Sorry, a bit of a newbie with Python.
Can anyone help with the below code? I'm trying to write two dataframes, created by two separate multiprocessing Processes to the same excel file.
EDIT: this is simplified code. In my actual project the dataframes are built using pd.read_sql() on different connections. If this won't bring about any noticeable in terms of speed, please let me know. I just assumed running it normally would mean waiting for the first connection's SQL query to run before the second connection's.
import pyodbc
import pandas as pd
import os
from datetime import datetime
import multiprocessing
def Test1():
global df
df = pd.DataFrame({'Data': [10, 20, 30, 20, 15, 30, 45]})
def Test2():
global df2
df2 = pd.DataFrame({'Data': [20, 40, 60, 40, 30, 60, 90]})
if __name__ == '__main__':
Proc1 = multiprocessing.Process(target=Test1)
Proc2 = multiprocessing.Process(target=Test2)
Proc1.start()
Proc2.start()
Proc1.join()
Proc2.join()
writer =
pd.ExcelWriter(os.path.join(os.path.join(os.environ['USERPROFILE']), 'Desktop','Test.xlsx') , engine='xlsxwriter')
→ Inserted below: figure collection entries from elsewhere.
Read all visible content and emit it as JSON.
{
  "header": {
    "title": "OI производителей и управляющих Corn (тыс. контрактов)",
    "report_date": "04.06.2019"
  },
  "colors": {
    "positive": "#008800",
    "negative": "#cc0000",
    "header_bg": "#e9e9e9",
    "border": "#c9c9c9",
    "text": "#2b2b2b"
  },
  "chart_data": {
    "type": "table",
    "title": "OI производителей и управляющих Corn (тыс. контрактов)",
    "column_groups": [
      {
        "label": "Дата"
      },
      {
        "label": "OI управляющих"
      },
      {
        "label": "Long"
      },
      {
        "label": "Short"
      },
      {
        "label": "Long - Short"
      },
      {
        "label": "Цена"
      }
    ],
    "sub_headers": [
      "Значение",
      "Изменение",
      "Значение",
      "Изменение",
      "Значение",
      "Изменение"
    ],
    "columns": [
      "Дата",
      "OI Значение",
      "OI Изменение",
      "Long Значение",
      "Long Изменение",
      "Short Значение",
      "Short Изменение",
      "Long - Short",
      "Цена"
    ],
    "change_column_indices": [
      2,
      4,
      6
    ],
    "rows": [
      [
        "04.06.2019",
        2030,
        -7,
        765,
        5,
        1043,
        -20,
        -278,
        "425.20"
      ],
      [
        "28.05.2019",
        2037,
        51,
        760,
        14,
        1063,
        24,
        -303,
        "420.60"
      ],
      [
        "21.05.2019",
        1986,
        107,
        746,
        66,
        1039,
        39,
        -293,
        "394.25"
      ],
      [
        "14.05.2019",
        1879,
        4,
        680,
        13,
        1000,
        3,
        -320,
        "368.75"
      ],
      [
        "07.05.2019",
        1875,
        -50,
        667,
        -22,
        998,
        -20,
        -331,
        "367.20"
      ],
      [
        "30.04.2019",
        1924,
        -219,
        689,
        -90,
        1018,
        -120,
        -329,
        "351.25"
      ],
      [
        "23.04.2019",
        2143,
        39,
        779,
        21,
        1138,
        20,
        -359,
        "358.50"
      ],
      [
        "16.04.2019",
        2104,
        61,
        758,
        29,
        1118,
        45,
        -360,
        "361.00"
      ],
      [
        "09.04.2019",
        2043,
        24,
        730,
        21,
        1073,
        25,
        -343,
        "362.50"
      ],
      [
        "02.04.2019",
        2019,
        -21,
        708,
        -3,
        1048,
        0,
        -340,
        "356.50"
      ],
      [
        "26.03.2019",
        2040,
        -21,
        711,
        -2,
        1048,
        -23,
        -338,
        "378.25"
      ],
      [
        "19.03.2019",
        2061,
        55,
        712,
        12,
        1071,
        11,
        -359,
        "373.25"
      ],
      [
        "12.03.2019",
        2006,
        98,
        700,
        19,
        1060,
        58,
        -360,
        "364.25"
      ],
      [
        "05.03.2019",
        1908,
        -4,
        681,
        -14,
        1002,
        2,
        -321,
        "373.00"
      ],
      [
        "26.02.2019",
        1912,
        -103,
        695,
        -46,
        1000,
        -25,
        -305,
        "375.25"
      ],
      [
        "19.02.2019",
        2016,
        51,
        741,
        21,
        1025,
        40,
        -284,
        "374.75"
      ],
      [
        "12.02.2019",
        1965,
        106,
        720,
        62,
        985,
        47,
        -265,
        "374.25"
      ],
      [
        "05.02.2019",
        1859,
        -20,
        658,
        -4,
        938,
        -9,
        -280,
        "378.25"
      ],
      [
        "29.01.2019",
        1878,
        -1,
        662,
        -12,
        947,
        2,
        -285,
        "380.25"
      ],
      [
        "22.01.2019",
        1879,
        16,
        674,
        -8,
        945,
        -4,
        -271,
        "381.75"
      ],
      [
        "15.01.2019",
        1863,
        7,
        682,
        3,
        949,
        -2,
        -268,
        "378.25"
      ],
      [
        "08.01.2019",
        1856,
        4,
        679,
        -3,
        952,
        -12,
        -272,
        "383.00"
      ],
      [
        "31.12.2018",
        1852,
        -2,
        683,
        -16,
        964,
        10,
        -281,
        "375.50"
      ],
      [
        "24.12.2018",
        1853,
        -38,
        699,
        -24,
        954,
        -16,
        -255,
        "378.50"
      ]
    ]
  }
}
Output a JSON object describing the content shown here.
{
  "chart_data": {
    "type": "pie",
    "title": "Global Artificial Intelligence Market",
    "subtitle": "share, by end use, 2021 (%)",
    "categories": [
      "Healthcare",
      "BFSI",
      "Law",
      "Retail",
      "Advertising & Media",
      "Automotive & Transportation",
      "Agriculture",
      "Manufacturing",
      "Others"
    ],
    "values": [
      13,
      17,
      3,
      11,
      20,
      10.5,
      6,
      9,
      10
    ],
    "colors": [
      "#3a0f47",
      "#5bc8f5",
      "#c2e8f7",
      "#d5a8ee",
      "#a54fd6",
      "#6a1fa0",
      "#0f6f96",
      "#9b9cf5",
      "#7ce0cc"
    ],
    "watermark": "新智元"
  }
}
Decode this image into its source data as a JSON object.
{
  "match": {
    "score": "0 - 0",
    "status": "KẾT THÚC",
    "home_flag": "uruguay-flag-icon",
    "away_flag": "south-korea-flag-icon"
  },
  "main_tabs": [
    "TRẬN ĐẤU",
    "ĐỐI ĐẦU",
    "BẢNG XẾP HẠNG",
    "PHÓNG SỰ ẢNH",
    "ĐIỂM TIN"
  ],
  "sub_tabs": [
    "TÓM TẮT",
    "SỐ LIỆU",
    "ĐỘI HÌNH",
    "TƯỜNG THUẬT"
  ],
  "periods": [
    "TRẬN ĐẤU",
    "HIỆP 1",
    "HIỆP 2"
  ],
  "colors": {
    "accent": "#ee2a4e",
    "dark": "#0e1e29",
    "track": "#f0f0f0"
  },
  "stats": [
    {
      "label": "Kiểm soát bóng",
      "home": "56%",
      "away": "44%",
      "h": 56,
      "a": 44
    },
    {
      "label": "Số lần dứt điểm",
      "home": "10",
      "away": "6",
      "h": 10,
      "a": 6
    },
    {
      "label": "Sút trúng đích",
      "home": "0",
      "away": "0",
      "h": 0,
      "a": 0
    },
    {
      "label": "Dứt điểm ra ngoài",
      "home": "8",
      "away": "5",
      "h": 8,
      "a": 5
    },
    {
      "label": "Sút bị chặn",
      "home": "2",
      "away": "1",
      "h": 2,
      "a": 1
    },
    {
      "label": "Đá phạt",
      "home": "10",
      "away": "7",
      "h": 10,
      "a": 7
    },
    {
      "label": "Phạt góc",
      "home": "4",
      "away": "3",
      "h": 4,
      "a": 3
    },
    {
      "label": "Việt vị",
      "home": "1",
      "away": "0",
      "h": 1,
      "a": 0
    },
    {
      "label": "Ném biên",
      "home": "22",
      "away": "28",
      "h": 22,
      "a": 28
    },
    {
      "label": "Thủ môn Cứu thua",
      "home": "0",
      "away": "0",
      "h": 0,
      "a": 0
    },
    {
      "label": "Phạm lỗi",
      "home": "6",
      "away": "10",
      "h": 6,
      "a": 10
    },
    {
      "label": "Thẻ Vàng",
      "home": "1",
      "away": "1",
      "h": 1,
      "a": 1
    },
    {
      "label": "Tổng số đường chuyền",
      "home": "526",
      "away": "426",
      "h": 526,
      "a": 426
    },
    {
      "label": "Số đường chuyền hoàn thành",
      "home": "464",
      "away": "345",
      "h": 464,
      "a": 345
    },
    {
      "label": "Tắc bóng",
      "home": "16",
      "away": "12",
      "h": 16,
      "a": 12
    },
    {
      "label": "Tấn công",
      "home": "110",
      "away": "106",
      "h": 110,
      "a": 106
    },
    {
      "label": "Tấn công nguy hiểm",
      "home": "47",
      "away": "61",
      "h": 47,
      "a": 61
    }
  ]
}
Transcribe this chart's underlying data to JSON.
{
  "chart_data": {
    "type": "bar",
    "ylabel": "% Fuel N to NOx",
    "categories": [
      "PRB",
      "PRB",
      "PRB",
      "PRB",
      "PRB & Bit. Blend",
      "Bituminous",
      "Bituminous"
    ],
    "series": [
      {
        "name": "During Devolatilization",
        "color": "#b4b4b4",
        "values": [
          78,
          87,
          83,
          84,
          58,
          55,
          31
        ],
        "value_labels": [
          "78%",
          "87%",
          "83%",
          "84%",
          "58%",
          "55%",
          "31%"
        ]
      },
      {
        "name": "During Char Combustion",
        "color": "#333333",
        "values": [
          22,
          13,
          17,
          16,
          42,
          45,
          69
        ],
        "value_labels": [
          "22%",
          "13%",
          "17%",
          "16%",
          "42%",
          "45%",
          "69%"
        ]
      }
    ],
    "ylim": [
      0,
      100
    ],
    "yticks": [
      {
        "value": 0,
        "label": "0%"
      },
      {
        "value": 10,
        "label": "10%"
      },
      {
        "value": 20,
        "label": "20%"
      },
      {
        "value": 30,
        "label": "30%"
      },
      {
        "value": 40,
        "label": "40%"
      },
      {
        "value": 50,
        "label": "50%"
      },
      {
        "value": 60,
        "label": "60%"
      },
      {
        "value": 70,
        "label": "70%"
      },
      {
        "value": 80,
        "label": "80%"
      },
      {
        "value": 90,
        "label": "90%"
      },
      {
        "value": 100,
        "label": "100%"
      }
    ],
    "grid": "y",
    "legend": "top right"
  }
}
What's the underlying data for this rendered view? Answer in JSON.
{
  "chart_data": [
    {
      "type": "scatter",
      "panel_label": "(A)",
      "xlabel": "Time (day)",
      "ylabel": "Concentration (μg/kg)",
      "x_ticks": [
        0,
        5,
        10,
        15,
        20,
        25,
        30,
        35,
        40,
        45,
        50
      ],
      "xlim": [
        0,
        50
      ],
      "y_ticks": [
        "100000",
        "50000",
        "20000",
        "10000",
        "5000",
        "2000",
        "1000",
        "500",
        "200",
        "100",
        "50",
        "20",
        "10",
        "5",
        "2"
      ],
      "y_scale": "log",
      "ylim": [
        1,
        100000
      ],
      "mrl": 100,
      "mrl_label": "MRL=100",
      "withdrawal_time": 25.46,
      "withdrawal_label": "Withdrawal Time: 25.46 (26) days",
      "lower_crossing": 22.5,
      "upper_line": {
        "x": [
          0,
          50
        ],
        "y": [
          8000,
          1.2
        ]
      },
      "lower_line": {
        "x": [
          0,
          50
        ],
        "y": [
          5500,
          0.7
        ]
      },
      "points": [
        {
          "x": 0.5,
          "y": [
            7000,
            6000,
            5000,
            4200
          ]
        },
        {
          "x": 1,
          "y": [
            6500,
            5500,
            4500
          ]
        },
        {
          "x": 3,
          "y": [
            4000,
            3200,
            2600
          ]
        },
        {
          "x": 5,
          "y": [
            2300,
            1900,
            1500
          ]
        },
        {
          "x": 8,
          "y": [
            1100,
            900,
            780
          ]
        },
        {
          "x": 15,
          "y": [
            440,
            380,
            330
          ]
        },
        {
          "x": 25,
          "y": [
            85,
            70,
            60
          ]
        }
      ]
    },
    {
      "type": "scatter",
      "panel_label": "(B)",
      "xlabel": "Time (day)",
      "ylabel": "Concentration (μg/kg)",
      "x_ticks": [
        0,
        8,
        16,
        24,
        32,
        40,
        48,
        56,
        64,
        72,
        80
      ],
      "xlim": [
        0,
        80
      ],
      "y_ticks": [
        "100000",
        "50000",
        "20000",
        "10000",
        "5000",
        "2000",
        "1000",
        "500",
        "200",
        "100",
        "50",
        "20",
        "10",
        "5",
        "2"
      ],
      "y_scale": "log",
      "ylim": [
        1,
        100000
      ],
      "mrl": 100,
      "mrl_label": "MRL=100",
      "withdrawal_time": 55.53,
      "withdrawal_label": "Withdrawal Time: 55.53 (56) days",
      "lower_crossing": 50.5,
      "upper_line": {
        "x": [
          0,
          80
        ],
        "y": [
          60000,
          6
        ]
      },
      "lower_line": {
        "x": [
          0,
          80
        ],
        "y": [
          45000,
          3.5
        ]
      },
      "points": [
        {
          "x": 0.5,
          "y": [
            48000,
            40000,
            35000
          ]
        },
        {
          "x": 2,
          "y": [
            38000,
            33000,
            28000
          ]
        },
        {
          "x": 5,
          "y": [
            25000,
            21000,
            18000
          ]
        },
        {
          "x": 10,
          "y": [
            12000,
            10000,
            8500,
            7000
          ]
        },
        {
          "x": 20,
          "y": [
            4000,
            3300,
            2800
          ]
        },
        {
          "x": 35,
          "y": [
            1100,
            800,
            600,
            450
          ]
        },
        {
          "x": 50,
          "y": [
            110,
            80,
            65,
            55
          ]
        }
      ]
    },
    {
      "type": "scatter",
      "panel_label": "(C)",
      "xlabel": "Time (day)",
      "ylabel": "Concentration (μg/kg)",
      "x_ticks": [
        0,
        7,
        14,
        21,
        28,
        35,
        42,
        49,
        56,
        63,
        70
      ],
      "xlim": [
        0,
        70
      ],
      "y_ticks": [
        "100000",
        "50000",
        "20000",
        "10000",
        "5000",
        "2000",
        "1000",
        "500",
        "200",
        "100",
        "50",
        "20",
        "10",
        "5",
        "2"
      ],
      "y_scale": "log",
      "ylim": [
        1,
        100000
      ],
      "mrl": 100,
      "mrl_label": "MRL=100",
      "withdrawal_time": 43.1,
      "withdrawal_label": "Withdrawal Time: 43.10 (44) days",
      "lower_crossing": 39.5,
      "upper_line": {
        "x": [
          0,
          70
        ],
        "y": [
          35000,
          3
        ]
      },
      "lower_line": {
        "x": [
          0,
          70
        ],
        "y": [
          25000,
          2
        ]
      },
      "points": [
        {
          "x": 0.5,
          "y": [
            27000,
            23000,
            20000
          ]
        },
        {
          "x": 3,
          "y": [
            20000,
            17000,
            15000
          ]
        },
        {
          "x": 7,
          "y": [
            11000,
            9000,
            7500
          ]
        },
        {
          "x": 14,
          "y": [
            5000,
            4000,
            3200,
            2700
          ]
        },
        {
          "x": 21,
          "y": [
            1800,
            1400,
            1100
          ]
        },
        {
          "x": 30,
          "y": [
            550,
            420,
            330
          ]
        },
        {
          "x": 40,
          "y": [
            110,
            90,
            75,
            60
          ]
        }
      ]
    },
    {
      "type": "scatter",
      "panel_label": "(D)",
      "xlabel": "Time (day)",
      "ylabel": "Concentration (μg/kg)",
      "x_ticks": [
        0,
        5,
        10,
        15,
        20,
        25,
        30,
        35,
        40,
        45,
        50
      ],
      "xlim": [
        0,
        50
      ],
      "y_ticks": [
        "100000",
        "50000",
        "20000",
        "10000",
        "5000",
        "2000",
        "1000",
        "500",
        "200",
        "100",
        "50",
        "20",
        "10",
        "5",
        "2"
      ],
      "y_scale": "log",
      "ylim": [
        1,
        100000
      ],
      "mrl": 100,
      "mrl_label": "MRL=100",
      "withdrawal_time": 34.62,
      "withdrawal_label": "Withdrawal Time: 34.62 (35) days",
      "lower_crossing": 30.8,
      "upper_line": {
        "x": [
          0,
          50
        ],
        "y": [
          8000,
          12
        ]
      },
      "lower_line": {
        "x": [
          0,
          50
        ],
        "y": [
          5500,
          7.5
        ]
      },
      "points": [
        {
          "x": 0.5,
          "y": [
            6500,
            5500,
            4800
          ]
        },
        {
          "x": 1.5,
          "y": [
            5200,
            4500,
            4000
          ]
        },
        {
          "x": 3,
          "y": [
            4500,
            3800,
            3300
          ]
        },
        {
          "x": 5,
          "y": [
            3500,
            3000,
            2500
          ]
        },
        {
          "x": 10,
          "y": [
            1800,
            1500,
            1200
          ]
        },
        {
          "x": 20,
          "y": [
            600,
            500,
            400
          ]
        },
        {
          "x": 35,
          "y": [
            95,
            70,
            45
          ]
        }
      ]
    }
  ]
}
df.to_excel(writer, sheet_name='Test Title',index=False)
df2.to_excel(writer,sheet_name='Test Title2',index=False)
workbook = writer.book
worksheet = writer.sheets['Test Title']
worksheet = writer.sheets['Test Title2']
writer.save()
It doesn't help that I don't know the terminology in order to search out the answer. So apologies if this is a duplicate of a question asked by someone more Python-literate than myself.
Also, the error message:
line 37, in <module>
df.to_excel(writer, sheet_name='Test Title',index=False)
NameError: name 'df' is not defined